People in Singapore have been warned against using a cosmetic set - ‘Glow Glowing Skincare 4 in 1’- after one of the products in the set was found to have more than 25,000 times the permissible limits of mercury. The alert has been issued by Health Sciences Authority (HSA) today.
‘Night Glow’ cream in the kit had two others prohibited and potent ingredients - tretinoin and hydroquinone while the ‘Night Glowing’ cream had more than 25,000 times the permissible limit of mercury.
HSA has advised people to stop using the entire set immediately “as a precautionary measure”. Investigations were launched following feedback from a consumer who used the product and became suspicious “when the whitening effect was too immediate”.
Informing about the harmful effects of mercury, HSA said, “Mercury is a toxic substance and is prohibited for use as an ingredient in cosmetic products. Regular application of creams containing mercury could lead to rash, skin discolouration and blotching. Chronic exposure to very high levels of mercury in cosmetic products may also cause toxic effects to the kidneys, digestive and nervous system, as it can be absorbed through the skin. This could lead to organ damage.”
It added, “Hydroquinone and tretinoin are potent ingredients that are used in western prescription medicines for the treatment of skin conditions. These ingredients are prohibited in skincare cosmetic products and should only be used under medical supervision, as they may cause harmful effects if not used properly. The inappropriate use of hydroquinone could result in changes in skin colour and hypersensitivity reactions such as rashes, redness, tingling and burning of skin. Inappropriate use of tretinoin could lead to redness and peeling of the skin.”
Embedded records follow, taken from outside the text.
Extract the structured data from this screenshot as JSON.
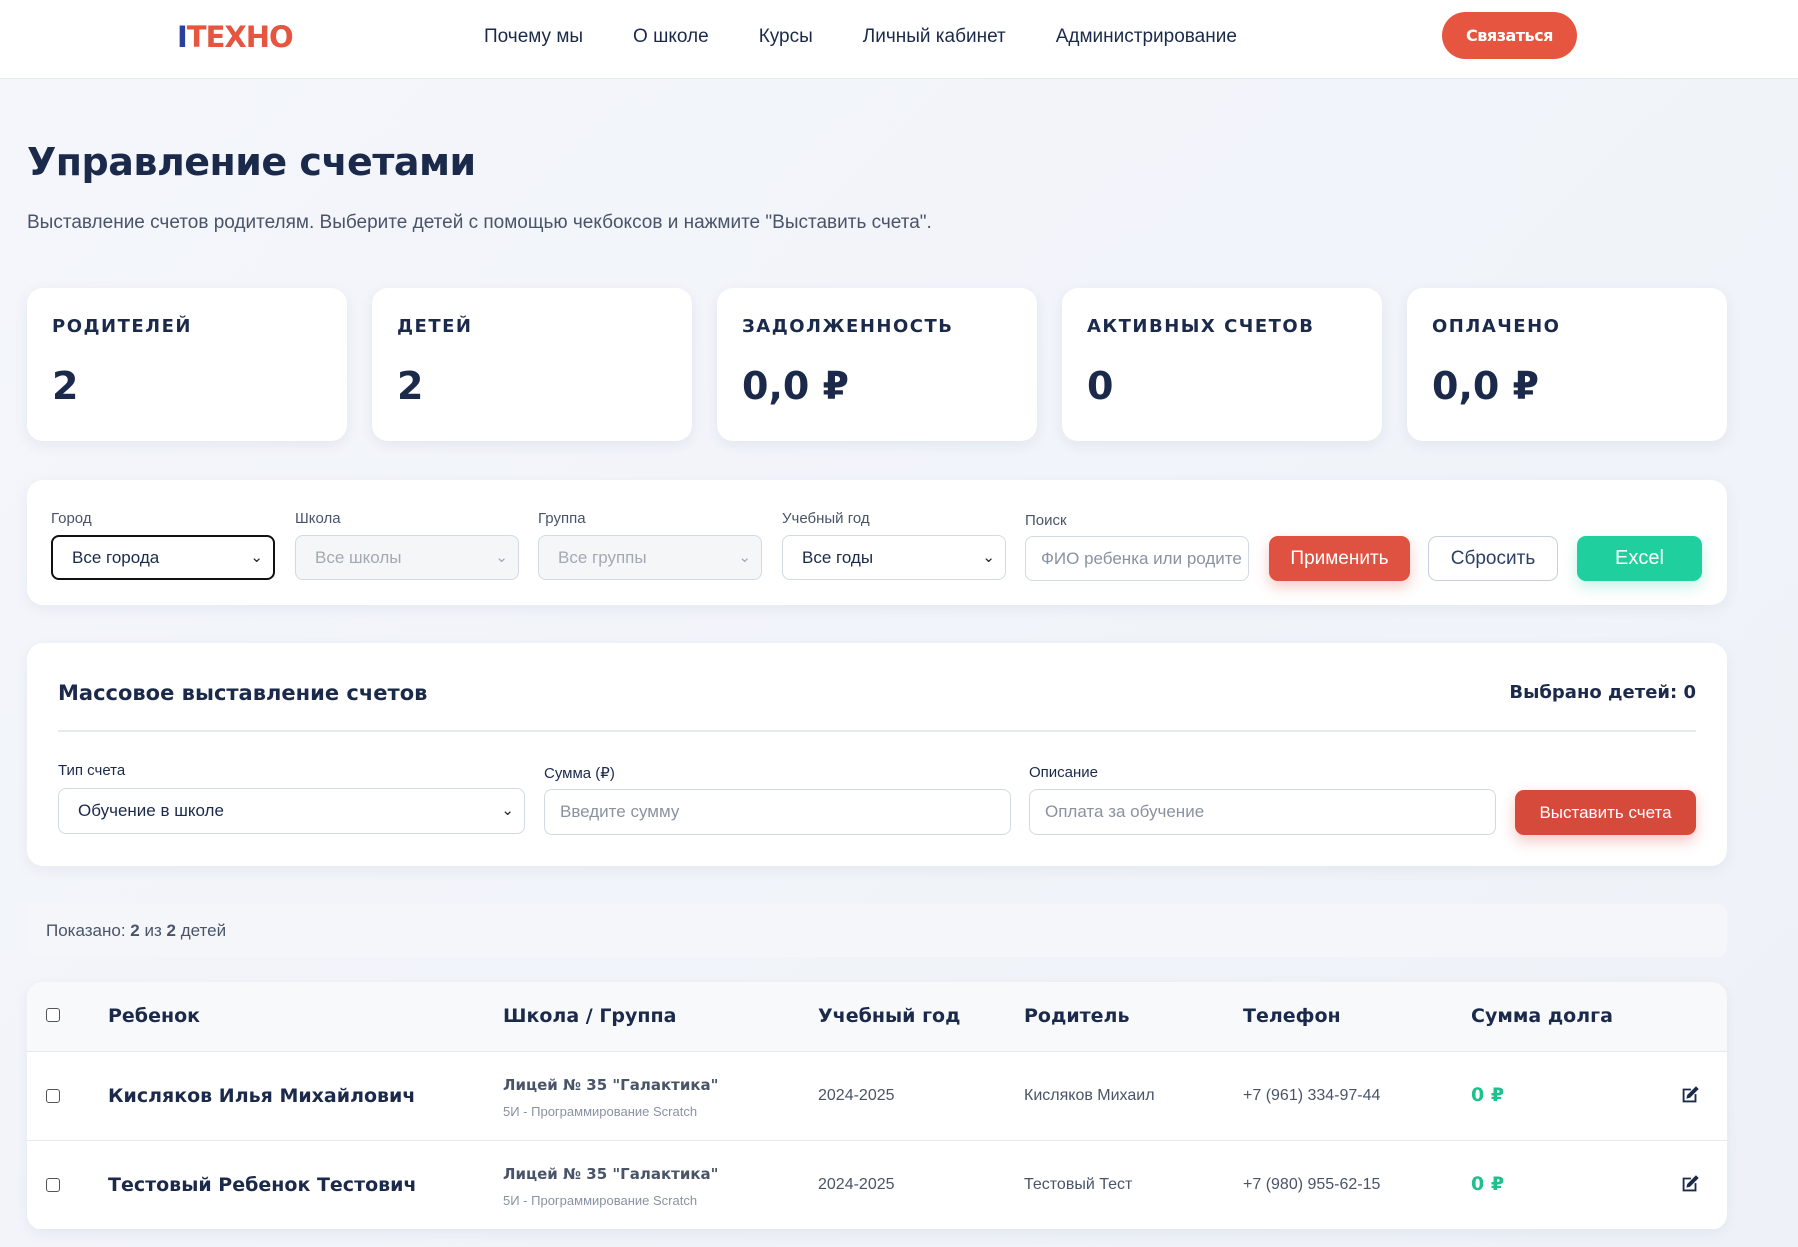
{
  "header": {
    "logo_part1": "I",
    "logo_part2": "TEXHO",
    "nav": [
      "Почему мы",
      "О школе",
      "Курсы",
      "Личный кабинет",
      "Администрирование"
    ],
    "contact_button": "Связаться"
  },
  "page": {
    "title": "Управление счетами",
    "subtitle": "Выставление счетов родителям. Выберите детей с помощью чекбоксов и нажмите \"Выставить счета\"."
  },
  "stats": [
    {
      "label": "РОДИТЕЛЕЙ",
      "value": "2"
    },
    {
      "label": "ДЕТЕЙ",
      "value": "2"
    },
    {
      "label": "ЗАДОЛЖЕННОСТЬ",
      "value": "0,0 ₽"
    },
    {
      "label": "АКТИВНЫХ СЧЕТОВ",
      "value": "0"
    },
    {
      "label": "ОПЛАЧЕНО",
      "value": "0,0 ₽"
    }
  ],
  "filters": {
    "city_label": "Город",
    "city_value": "Все города",
    "school_label": "Школа",
    "school_value": "Все школы",
    "group_label": "Группа",
    "group_value": "Все группы",
    "year_label": "Учебный год",
    "year_value": "Все годы",
    "search_label": "Поиск",
    "search_placeholder": "ФИО ребенка или родите",
    "apply": "Применить",
    "reset": "Сбросить",
    "excel": "Excel"
  },
  "mass": {
    "title": "Массовое выставление счетов",
    "selected": "Выбрано детей: 0",
    "type_label": "Тип счета",
    "type_value": "Обучение в школе",
    "amount_label": "Сумма (₽)",
    "amount_placeholder": "Введите сумму",
    "desc_label": "Описание",
    "desc_placeholder": "Оплата за обучение",
    "submit": "Выставить счета"
  },
  "showing": {
    "prefix": "Показано: ",
    "shown": "2",
    "middle": " из ",
    "total": "2",
    "suffix": " детей"
  },
  "table": {
    "headers": [
      "Ребенок",
      "Школа / Группа",
      "Учебный год",
      "Родитель",
      "Телефон",
      "Сумма долга"
    ],
    "rows": [
      {
        "child": "Кисляков Илья Михайлович",
        "school": "Лицей № 35 \"Галактика\"",
        "group": "5И - Программирование Scratch",
        "year": "2024-2025",
        "parent": "Кисляков Михаил",
        "phone": "+7 (961) 334-97-44",
        "debt": "0 ₽"
      },
      {
        "child": "Тестовый Ребенок Тестович",
        "school": "Лицей № 35 \"Галактика\"",
        "group": "5И - Программирование Scratch",
        "year": "2024-2025",
        "parent": "Тестовый Тест",
        "phone": "+7 (980) 955-62-15",
        "debt": "0 ₽"
      }
    ]
  }
}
Thus, HSA noted, hydroquinone and tretinoin “should only be used under medical supervision, as they may cause harmful effects if not used properly”.
This cosmetic set was marketed on the websites for its skin brightening and whitening properties, and ability to reduce pimples. The HSA is working with online platforms to remove the products from their websites.
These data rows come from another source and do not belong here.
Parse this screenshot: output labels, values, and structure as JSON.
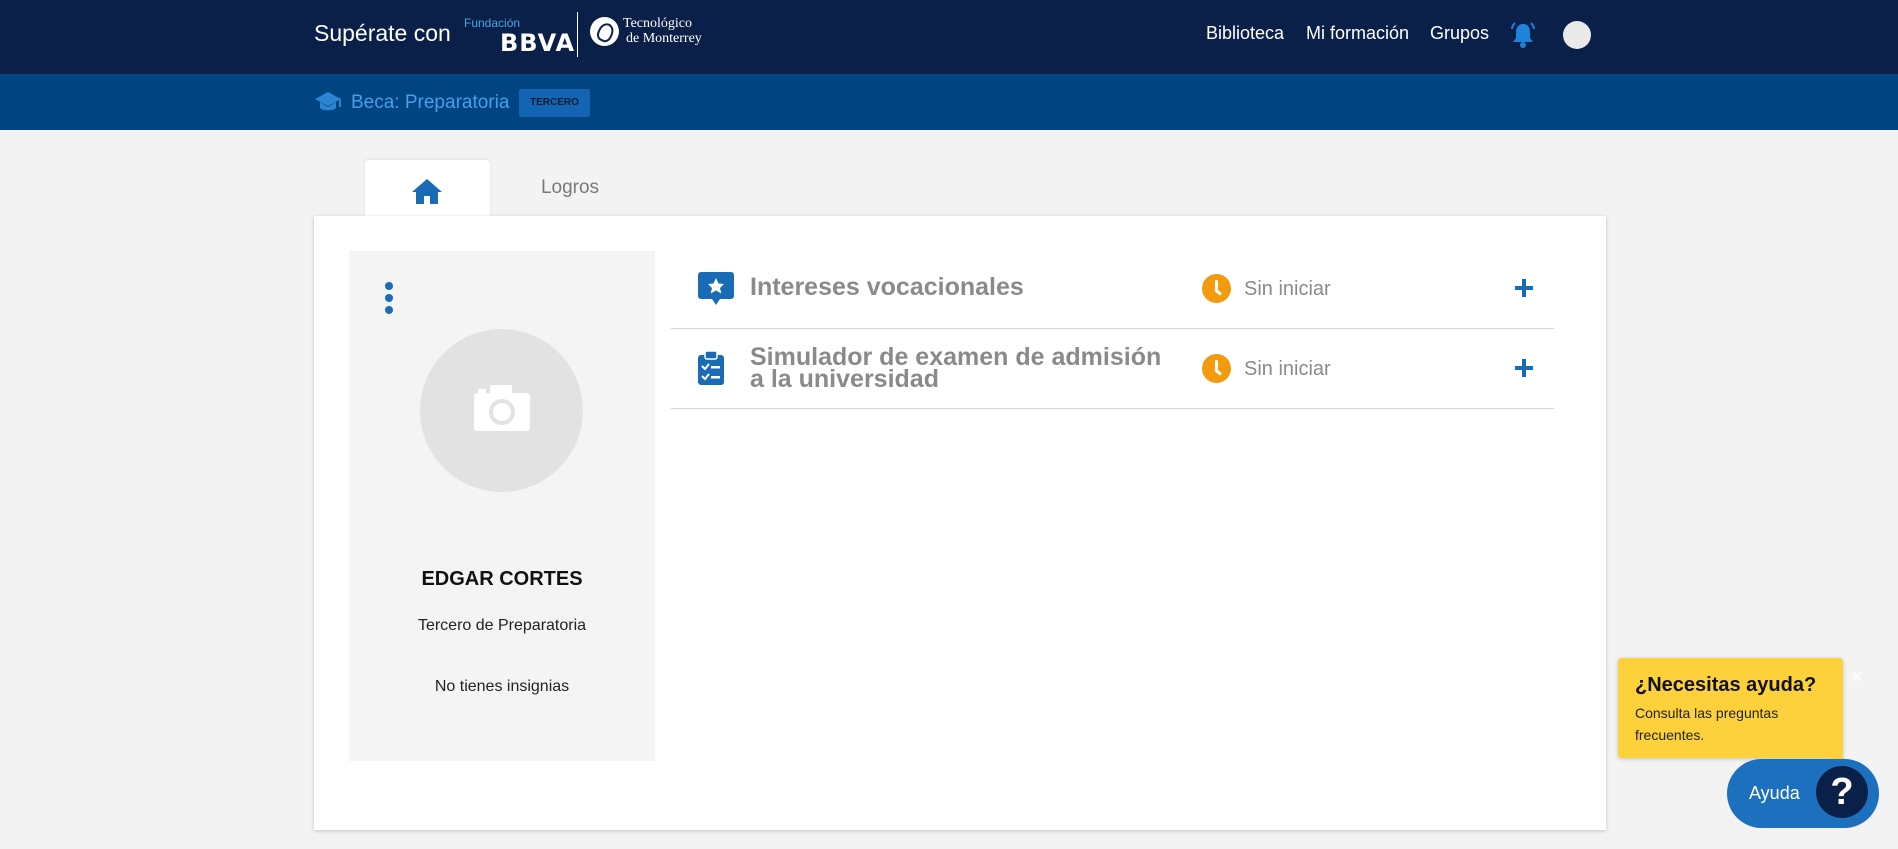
{
  "header": {
    "brand_text": "Supérate con",
    "logo_bbva_small": "Fundación",
    "logo_bbva_name": "BBVA",
    "logo_tec_line1": "Tecnológico",
    "logo_tec_line2": "de Monterrey",
    "nav": [
      {
        "label": "Biblioteca"
      },
      {
        "label": "Mi formación"
      },
      {
        "label": "Grupos"
      }
    ],
    "icons": {
      "notifications": "bell-icon",
      "profile": "avatar"
    }
  },
  "subheader": {
    "icon": "graduation-cap-icon",
    "title": "Beca: Preparatoria",
    "badge": "TERCERO"
  },
  "tabs": [
    {
      "icon": "home-icon",
      "active": true
    },
    {
      "label": "Logros",
      "active": false
    }
  ],
  "profile": {
    "menu_icon": "kebab-menu-icon",
    "photo_icon": "camera-icon",
    "name": "EDGAR CORTES",
    "grade": "Tercero de Preparatoria",
    "badges": "No tienes insignias"
  },
  "activities": [
    {
      "icon": "star-chat-icon",
      "title_line1": "Intereses vocacionales",
      "title_line2": "",
      "status": "Sin iniciar",
      "status_icon": "clock-icon"
    },
    {
      "icon": "clipboard-checklist-icon",
      "title_line1": "Simulador de examen de admisión",
      "title_line2": "a la universidad",
      "status": "Sin iniciar",
      "status_icon": "clock-icon"
    }
  ],
  "help": {
    "title": "¿Necesitas ayuda?",
    "text": "Consulta las preguntas frecuentes.",
    "close": "×",
    "button_label": "Ayuda",
    "button_icon": "?"
  },
  "colors": {
    "topbar": "#0b2049",
    "subbar": "#004481",
    "accent": "#1a6bb5",
    "status_orange": "#f39a0f",
    "help_yellow": "#fdd13b"
  }
}
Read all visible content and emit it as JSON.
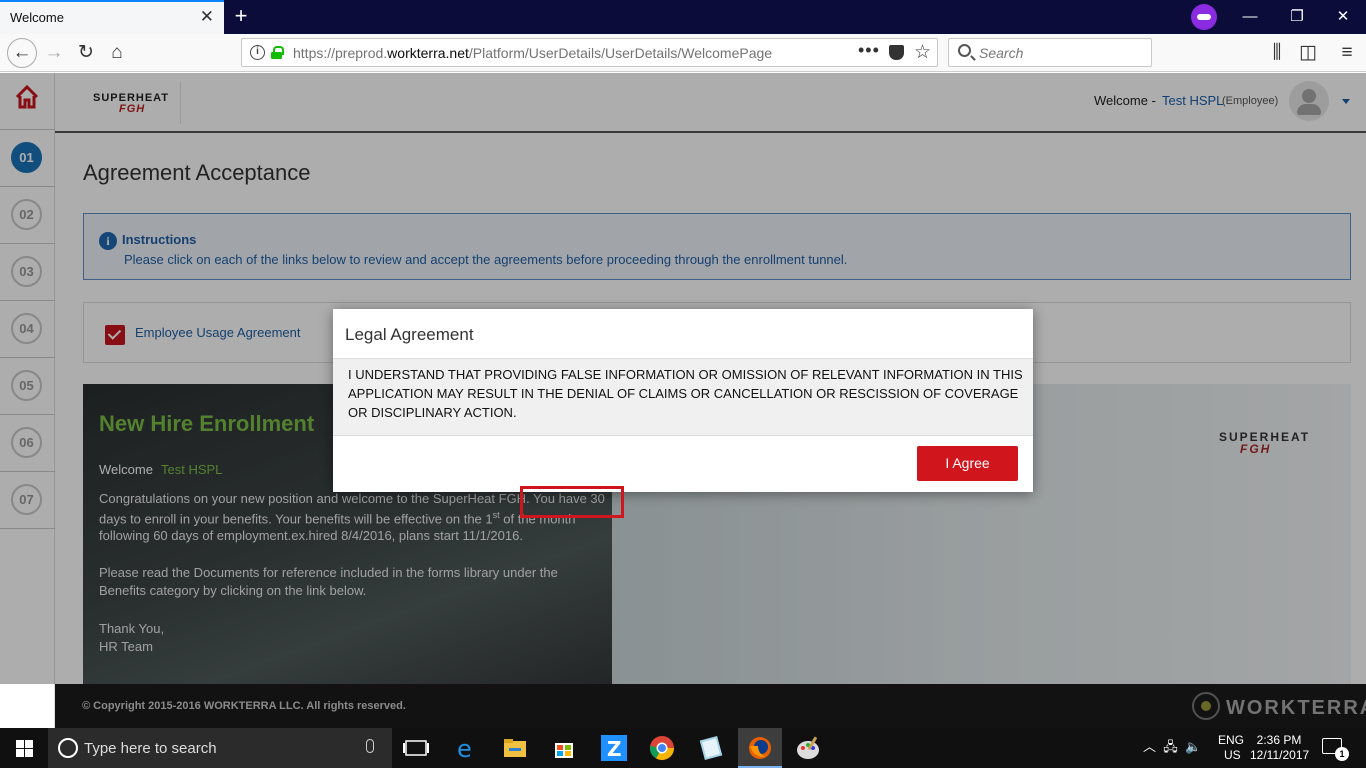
{
  "browser": {
    "tab_title": "Welcome",
    "url_prefix": "https://preprod.",
    "url_domain": "workterra.net",
    "url_path": "/Platform/UserDetails/UserDetails/WelcomePage",
    "search_placeholder": "Search",
    "url_dots": "•••"
  },
  "header": {
    "logo_top": "SUPERHEAT",
    "logo_sub": "FGH",
    "welcome_label": "Welcome -",
    "user_name": "Test HSPL",
    "user_role": "(Employee)"
  },
  "sidebar": {
    "steps": [
      "01",
      "02",
      "03",
      "04",
      "05",
      "06",
      "07"
    ],
    "active_step": "01"
  },
  "page": {
    "title": "Agreement Acceptance",
    "instructions_heading": "Instructions",
    "instructions_body": "Please click on each of the links below to review and accept the agreements before proceeding through the enrollment tunnel.",
    "agreement_link": "Employee Usage Agreement"
  },
  "banner": {
    "title": "New Hire Enrollment",
    "welcome_label": "Welcome",
    "welcome_name": "Test HSPL",
    "line1": "Congratulations on your new position and welcome to the SuperHeat FGH. You have 30",
    "line2a": "days to enroll in your benefits. Your benefits will be effective on the 1",
    "line2_sup": "st",
    "line2b": " of the month",
    "line3": "following 60 days of employment.ex.hired 8/4/2016, plans start 11/1/2016.",
    "line4": "Please read the Documents for reference included in the forms library under the",
    "line5": "Benefits category by clicking on the link below.",
    "line6": "Thank You,",
    "line7": "HR Team",
    "logo_top": "SUPERHEAT",
    "logo_sub": "FGH"
  },
  "modal": {
    "title": "Legal Agreement",
    "body": "I UNDERSTAND THAT PROVIDING FALSE INFORMATION OR OMISSION OF RELEVANT INFORMATION IN THIS APPLICATION MAY RESULT IN THE DENIAL OF CLAIMS OR CANCELLATION OR RESCISSION OF COVERAGE OR DISCIPLINARY ACTION.",
    "agree_button": "I Agree"
  },
  "footer": {
    "copyright": "© Copyright 2015-2016 WORKTERRA LLC. All rights reserved.",
    "brand": "WORKTERRA"
  },
  "taskbar": {
    "search_placeholder": "Type here to search",
    "lang_line1": "ENG",
    "lang_line2": "US",
    "time": "2:36 PM",
    "date": "12/11/2017",
    "notification_count": "1"
  },
  "colors": {
    "accent_red": "#d0151d",
    "link_blue": "#1f5fa5",
    "green": "#7cbf47",
    "active_step": "#1a73b8"
  }
}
HSA said, “Sellers have the responsibility to ensure that the cosmetic products they are selling are safe for use and comply with Singapore’s regulatory requirements for the sale and supply of cosmetic products, including the absence of prohibited substances.”
It added, “Anyone caught selling the affected creams can be prosecuted. If convicted, they can be jailed for up to three years and/or fined up to SGD100,000.”